Legal Apartheid
Two elevators, side by side, divided not by function but by status. On the left, a small sign reads Pubblico. On the right, Avvocati. Between them, a strip of blank wall holds the call buttons and a standard notice: Non usare in caso di incendio. The symmetry is perfect, the contrast sharper for it.
In the Court of Rome, this arrangement makes practical sense. Lawyers must move quickly between hearings; delays can derail the fragile timetable of justice. Efficiency demands a separate lift. And yet, looking at it here—reduced to a flat, black-and-white composition—the logic fades, and something else emerges.
The brushed steel doors are marked with smudges and fingerprints, traces of the many hands that have passed through.
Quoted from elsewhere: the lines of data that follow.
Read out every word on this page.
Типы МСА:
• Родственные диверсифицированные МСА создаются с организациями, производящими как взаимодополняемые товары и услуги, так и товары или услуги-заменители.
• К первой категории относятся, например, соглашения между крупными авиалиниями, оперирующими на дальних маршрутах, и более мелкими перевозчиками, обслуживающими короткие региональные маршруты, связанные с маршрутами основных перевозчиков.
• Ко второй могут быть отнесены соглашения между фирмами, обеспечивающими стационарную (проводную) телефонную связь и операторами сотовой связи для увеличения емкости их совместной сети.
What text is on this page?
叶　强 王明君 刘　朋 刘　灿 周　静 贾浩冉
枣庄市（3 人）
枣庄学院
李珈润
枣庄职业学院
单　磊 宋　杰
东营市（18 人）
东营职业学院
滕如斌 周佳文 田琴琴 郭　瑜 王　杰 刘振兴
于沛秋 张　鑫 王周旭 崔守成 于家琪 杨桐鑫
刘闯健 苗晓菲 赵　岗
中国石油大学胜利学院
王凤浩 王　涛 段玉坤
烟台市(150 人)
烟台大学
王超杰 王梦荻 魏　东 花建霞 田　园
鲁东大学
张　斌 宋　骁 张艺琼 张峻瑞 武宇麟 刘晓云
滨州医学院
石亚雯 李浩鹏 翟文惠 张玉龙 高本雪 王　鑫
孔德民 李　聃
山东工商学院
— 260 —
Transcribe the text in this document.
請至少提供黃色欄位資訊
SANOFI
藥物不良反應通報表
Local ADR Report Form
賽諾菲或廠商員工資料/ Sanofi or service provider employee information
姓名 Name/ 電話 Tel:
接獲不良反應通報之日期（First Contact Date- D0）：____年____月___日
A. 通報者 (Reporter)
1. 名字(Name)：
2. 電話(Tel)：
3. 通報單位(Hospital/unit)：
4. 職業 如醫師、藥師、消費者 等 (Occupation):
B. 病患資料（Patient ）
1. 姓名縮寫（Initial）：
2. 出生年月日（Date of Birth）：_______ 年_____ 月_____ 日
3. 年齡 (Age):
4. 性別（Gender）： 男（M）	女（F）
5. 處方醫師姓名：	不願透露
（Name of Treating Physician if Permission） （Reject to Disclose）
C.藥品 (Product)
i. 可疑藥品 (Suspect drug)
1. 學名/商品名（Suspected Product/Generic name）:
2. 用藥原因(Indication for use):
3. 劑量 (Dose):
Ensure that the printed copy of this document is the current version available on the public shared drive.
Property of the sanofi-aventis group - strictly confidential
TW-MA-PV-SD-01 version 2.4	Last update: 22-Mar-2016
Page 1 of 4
The public elevator’s panel is intact. The lawyers’ side shows gaps where buttons or plates have been removed, as if even its mechanics are kept apart. The space between the lifts is only a metre wide, but in that metre lies the suggestion of a hierarchy: those who plead, and those who wait to be heard.
Photographed like this, stripped of the noise of the courthouse, the image becomes less about transport and more about access. About how architecture quietly encodes privilege. You could ride either lift, but the signs above make sure you know which one was meant for you. Legal apartheid, rendered in stainless steel and silence.